Voxel-based method for predicting workpiece chipping in end milling of unsintered pure iron-powder compact

The miniaturization and high-torque requirements of electric motors in automotive and industrial applications have increased the adoption of axial-gap motors that employ unsintered pure iron-powder compacts. However, machining these brittle materials, particularly through end milling, typically results in significant workpiece chipping, which impedes cost-effective prototyping and small-lot production. Conventional chipping-prediction approaches, such as finite-element analysis and critical uncut chip-thickness methods, are limited by their computational costs and prediction accuracy, respectively. This study proposes a novel method for predicting chipping regions in the end milling of pure iron-powder compacts via voxel-based cutting-force simulation. The chipping risk at each voxel was evaluated based on the magnitude and direction of the simulated cutting force and local workpiece rigidity. Chipping was predicted when the risk index exceeded the threshold value. Cutting experiments were conducted to validate the proposed method, which shows good agreement between the predicted and observed chipping regions under various milling conditions. The results indicate that the proposed method can efficiently and accurately predict the chipping regions, thus outperforming conventional approaches in terms of computational cost.
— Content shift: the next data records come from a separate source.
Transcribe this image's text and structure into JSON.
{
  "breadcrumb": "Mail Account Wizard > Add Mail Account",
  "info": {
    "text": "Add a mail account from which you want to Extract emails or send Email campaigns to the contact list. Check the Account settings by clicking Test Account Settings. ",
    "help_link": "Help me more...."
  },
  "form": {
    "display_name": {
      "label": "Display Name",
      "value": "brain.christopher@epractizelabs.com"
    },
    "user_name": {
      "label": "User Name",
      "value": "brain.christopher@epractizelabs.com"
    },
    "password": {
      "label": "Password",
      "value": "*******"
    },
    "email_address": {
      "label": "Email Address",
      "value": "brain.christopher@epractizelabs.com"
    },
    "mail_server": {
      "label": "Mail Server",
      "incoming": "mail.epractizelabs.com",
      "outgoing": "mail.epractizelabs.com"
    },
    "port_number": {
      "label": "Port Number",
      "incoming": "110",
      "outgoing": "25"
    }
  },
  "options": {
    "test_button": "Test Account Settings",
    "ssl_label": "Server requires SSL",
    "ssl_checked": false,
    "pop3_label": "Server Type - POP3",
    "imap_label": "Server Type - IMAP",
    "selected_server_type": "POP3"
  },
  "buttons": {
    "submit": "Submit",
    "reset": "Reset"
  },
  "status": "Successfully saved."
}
Although parameter tuning and threshold calibration were performed experimentally, the voxel-based framework enables practical prediction and analysis of transient machining phenomena. Future investigations shall focus on expanding the method to a wider range of machining conditions and integrating material-property considerations for further generalization. This approach offers a practical tool for optimizing machining parameters to minimize chipping and enhance the manufacturability of brittle powder compacts.